Poète français.
Maurice Scève est né à Lyon en 1501, à une époque où la cité était un centre économique et culturel important, lieu de résidence de banquiers et terreau artistique et littéraire. L’histoire n’a pas retenu d’éléments importants dans l’enfance et l’adolescence de celui qui sera l’un des poètes majeurs de la Renaissance lyonnaise. On sait juste qu’il fut le fils d’un magistrat qui sera nommé ambassadeur à la cour après l’accession de François 1er au trône, et que sa famille fit partie des plus illustres familles de la ville.
Scève se fit connaître en 1533 en « découvrant » le tombeau de Laure de Sade, grand amour de Pétrarque, à Avignon. Il convient de mettre cette découverte dans la perspective de l’importance du poète italien chez les poètes français, qui tous en faisaient leur modèle. Scève se positionna donc dans l’imaginaire de ces poètes comme étant celui qui désormais était le plus proche émotionnellement et intellectuellement du maître italien.
Scève publia anonymement son premier écrit en 1535, une traduction d’un roman de l’espagnol Juan de Novette, « Grimalte y Gradissa », intitulée « La déplourable fin de Flamete ». Cette même année, à l’instigation de Clément Marot alors installé auprès de la cour de Ferrare, un certain nombre de poètes français participèrent à une joute poétique célébrant l’anatomie féminine, Blasons du corps féminin. La contribution de Scève, un blason du sourcil, sera désignée comme la meilleure par la duchesse Renée de Ferrare, ce qui marquera le premier succès de cour de Scève.
En 1536, la cour de François 1er stationnait à Lyon en vue des campagnes italiennes quand le jeune Dauphin mourut. Sous la direction d’Etienne Dolet, l’humaniste le plus prestigieux de Lyon, les poètes de la ville composèrent un volume collectif, « Recueil de vers latins et vulgaires, de plusieurs Poëtes françoys, composés sur le trépas de feu Monsieur le Dauphin ». Scève fournit au moins un tiers de ce volume, avec cinq épigrammes en latin, deux huitains en français et un long églogue, « Arion », ce qui démontre l’ascendant qu’il possédait sur ses confrères lyonnais.

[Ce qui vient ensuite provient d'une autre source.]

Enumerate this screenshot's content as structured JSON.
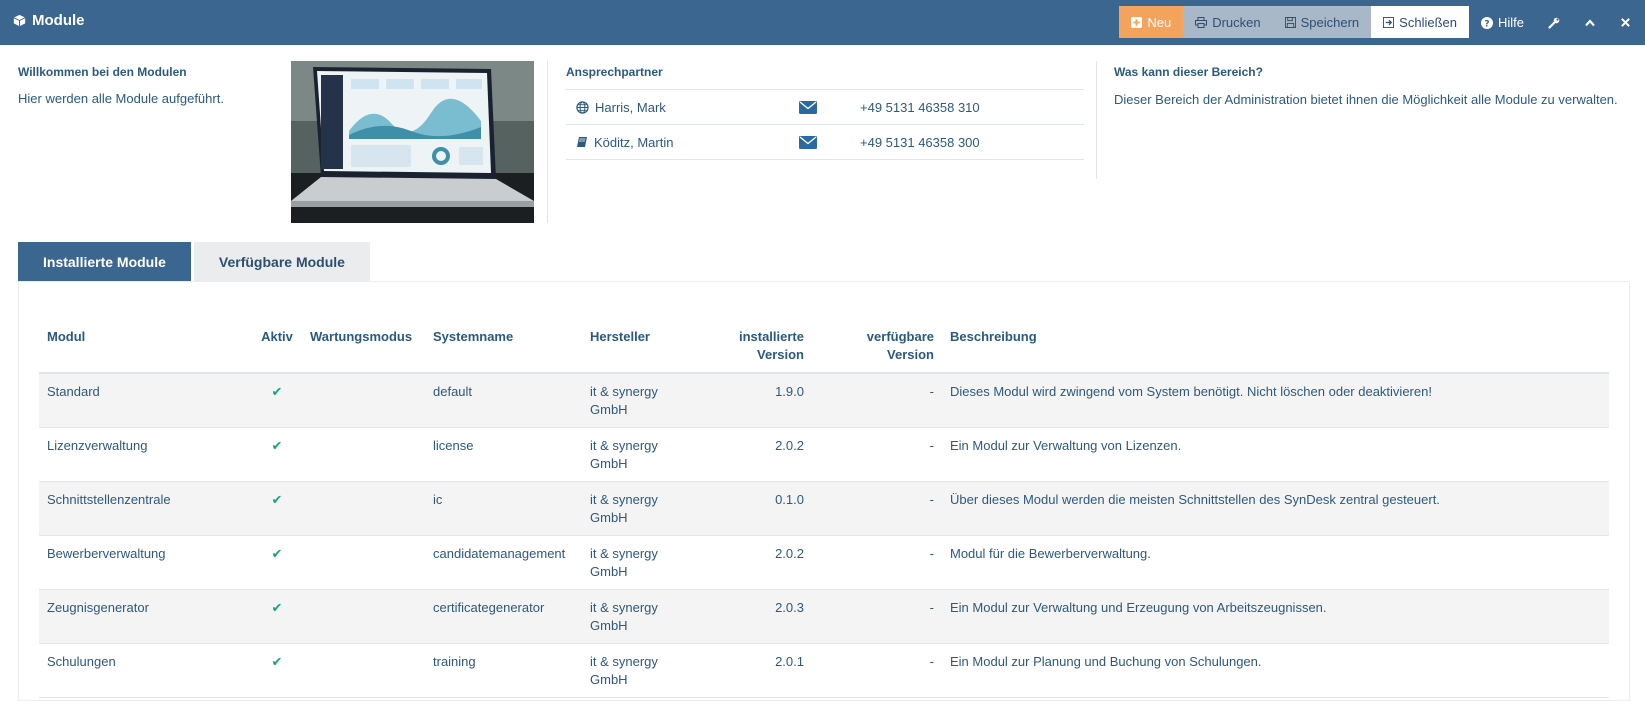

En 1536 toujours, Scève tomba profondément amoureux. Cet état d’innamoramento violent est un coup mortel porté à l’intégrité de son identité, écrivit-il dans le premier dizain de « Délie, objet de plus haute vertu » (1544), l’oeuvre qui le fera passer à la postérité. « Délie » est composée d’un huitain décasyllabique en préface (qui sera dans la seconde édition déplacé à la fin), de 449 dizains décasyllabiques regroupés par neuf et séparé par des emblèmes. Cette oeuvre est considérée comme le premier canzoniere français, et est aussi bien un poème amoureux qu’une extraordinaire célébration de toutes ses influences : les textes grecs et latins, les poètes médiévaux de l’amour courtois, Dante, Pétrarque, Marot et les Rhétoriqueurs, pour ne citer qu’eux. Elle est à la fois une preuve d’érudition et une démonstration de maîtrise de la poésie. L’identité de Délie demeure discutée jusqu’à aujourd’hui. S’agit-il de la poétesse Pernette Du Guillet, de vingt ans sa cadette et dont le mariage en 1538 fit que sa passion demeura inassouvie à jamais ? En tout cas, ce texte commença à circuler vers la fin des années 1530 dans les cercles lyonnais, avant sa publication en 1544 par Sulpice Sabon.
Parmi les œuvres de Scève dans les années suivantes, on peut citer « La Saulsaye, églogue de la vie solitaire » (1547), « Marguerytes » (1547) en l’honneur de sa protectrice Marguerite de Navarre et de Valois, suivi de « Suytes des Marguerites » la même année. Puis avec « La Magnificence de la superbe et triomphante entrée de la noble et antique cité de Lyon » (1549), il narra les festivités de l’entrée de Henri II et de Catherine de Médicis à Lyon, dont il fut le principal responsable de l’organisation.
Le reste de la vie de Scève fut consacrée à l’écriture de « Microcosme », une épique biblique de 3003 vers en trois livres de mille alexandrins et une conclusion de trois lignes qu’il acheva en 1559, mais qui ne sera publiée qu’en 1562, à une époque où la ville de Lyon était dévastée par les émeutes de la guerre de Religion et sera bientôt décimée par la peste.